Starting from the second half of the 1980s Riondino enjoyed a large success thanks to the semi-regular participation in the Canale 5 show Maurizio Costanzo Show, where he used to improvise surreal songs imitating the style of the Brazilian singer-songwriters. In 1987 he released his third album Tango dei miracoli, whose booklet was illustrated by Milo Manara.

Riondino's variagated career includes films, TV series, comedy plays as well as novels, poems and several collaborations with newspapers and magazines as a humorist and a semi-serious columnist.

Riondino died in Rome on the morning of 29 March 2026, at the age of 73.

==Filmography==
- To Love the Damned (1980)
- The Night of the Shooting Stars (1982)
- Kamikazen: Last Night in Milan (1987)
- Zanzibar (TV, 1988)
- Cavalli si nasce (1989)
- La cattedra (1991)
- Ilona Arrives with the Rain (1996)
- Cuba Libre – Velocipedi ai tropici (1997, also director)
- Donna selvaggia (1998)
- Vado e torno (TV, 1998)
- L'erba proibita (2002)
- Viva Zapatero! (2005)
- L'uomo che aveva picchiato la testa (2009)
- Amici miei – Come tutto ebbe inizio (2011)
- The Invisible Player (2016)

==Discography==
- 1979 – David Riondino (Ultima Spiaggia, ZPLS 34061)
- 1980 – Boulevard (RCA Italiana, PL 31547)
- 1987 – Tango dei miracoli (L'ALTernativa, ALT 003)
- 1989 – Racconti picareschi (CGD, CGD 20932)
- 1991 – Non svegliate l'amore (CGD, CGD 9031 74383-1)
- 1994 – Temporale (CGD, CGD 4509 96185-2)
- 1995 – Quando vengono le ballerine? (Rossodisera Records-Sony, RDS 480351)

==Books==
- Rombi e milonghe. João Mesquinho e altre canzoni. Feltrinelli, 1993. ISBN 88-07-81231-2.
- Viaggio a Cuba, with Valerio Peretti Cucchi. Zelig, 1997. ISBN 88-86471-49-1.
- Epos 92–97. L'Italia in terzine da Tangentopoli all'Ulivo, Grugliasco, Edizioni Arti grafiche San Rocco, 1998. ISBN 88-900156-1-6.
- Rumba.
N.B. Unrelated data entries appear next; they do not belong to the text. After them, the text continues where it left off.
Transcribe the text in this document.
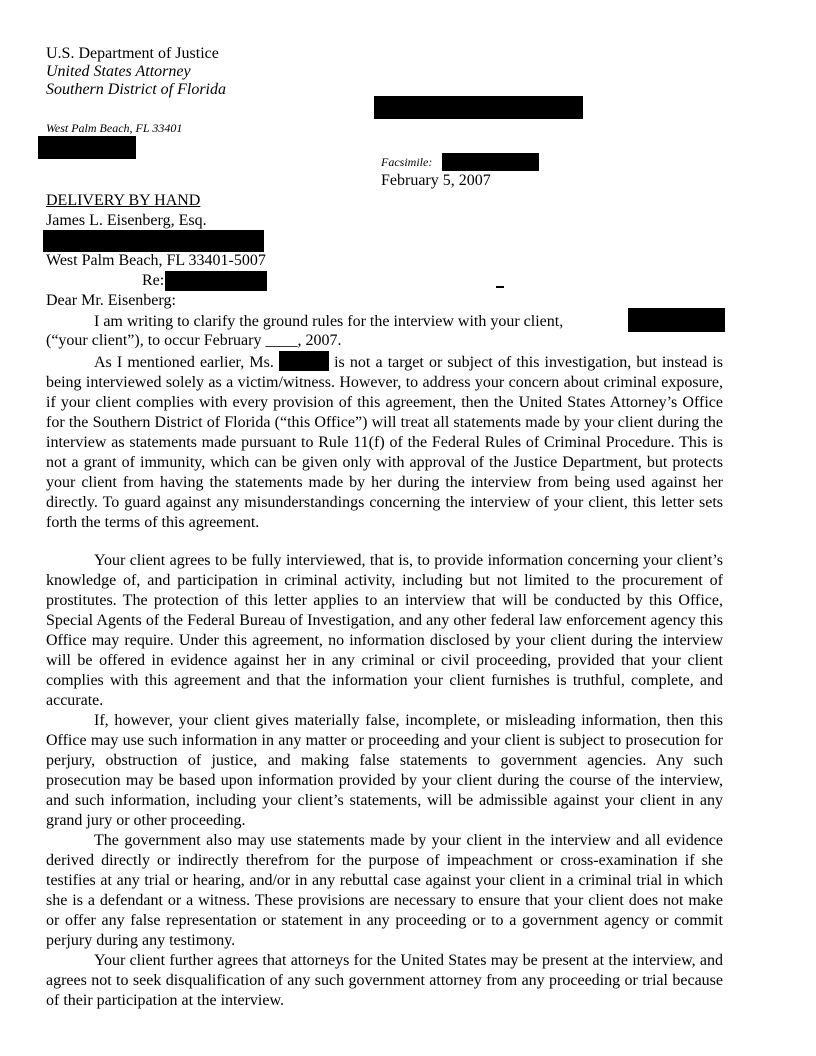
U.S. Department of Justice
United States Attorney
Southern District of Florida
West Palm Beach, FL 33401
Facsimile:
February 5, 2007
DELIVERY BY HAND
James L. Eisenberg, Esq.
West Palm Beach, FL 33401-5007
Re:
Dear Mr. Eisenberg:
I am writing to clarify the ground rules for the interview with your client,
(“your client”), to occur February ____, 2007.
As I mentioned earlier, Ms.	is not a target or subject of this investigation, but instead is being interviewed solely as a victim/witness. However, to address your concern about criminal exposure, if your client complies with every provision of this agreement, then the United States Attorney’s Office for the Southern District of Florida (“this Office”) will treat all statements made by your client during the interview as statements made pursuant to Rule 11(f) of the Federal Rules of Criminal Procedure. This is not a grant of immunity, which can be given only with approval of the Justice Department, but protects your client from having the statements made by her during the interview from being used against her directly. To guard against any misunderstandings concerning the interview of your client, this letter sets forth the terms of this agreement.
Your client agrees to be fully interviewed, that is, to provide information concerning your client’s knowledge of, and participation in criminal activity, including but not limited to the procurement of prostitutes. The protection of this letter applies to an interview that will be conducted by this Office, Special Agents of the Federal Bureau of Investigation, and any other federal law enforcement agency this Office may require. Under this agreement, no information disclosed by your client during the interview will be offered in evidence against her in any criminal or civil proceeding, provided that your client complies with this agreement and that the information your client furnishes is truthful, complete, and accurate.
If, however, your client gives materially false, incomplete, or misleading information, then this Office may use such information in any matter or proceeding and your client is subject to prosecution for perjury, obstruction of justice, and making false statements to government agencies. Any such prosecution may be based upon information provided by your client during the course of the interview, and such information, including your client’s statements, will be admissible against your client in any grand jury or other proceeding.
The government also may use statements made by your client in the interview and all evidence derived directly or indirectly therefrom for the purpose of impeachment or cross-examination if she testifies at any trial or hearing, and/or in any rebuttal case against your client in a criminal trial in which she is a defendant or a witness. These provisions are necessary to ensure that your client does not make or offer any false representation or statement in any proceeding or to a government agency or commit perjury during any testimony.
Your client further agrees that attorneys for the United States may be present at the interview, and agrees not to seek disqualification of any such government attorney from any proceeding or trial because of their participation at the interview.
Itinerari cubani al ritmo della capitale, con Roberto Perini, Milano, Lizard, 1999. ISBN 88-86456-70-0.
- Dante Inferno, with Sandro Lombardi, con CD, Milano, Garzanti, 2002. ISBN 88-11-12007-1.
- Cantata dei pastori immobili. Racconto di un presepe vivente, illustrations by Sergio Staino. Donzelli, 2004. ISBN 88-7989-900-7.
- John Martin. Il trombettiere di Apricale. Da Garibaldi a Custer, with Claudio Nobbio. Fratelli Frilli, 2007. ISBN 978-88-7563-312-7.
- Firenze. Effequ, 2013. ISBN 978-88-89647-85-1.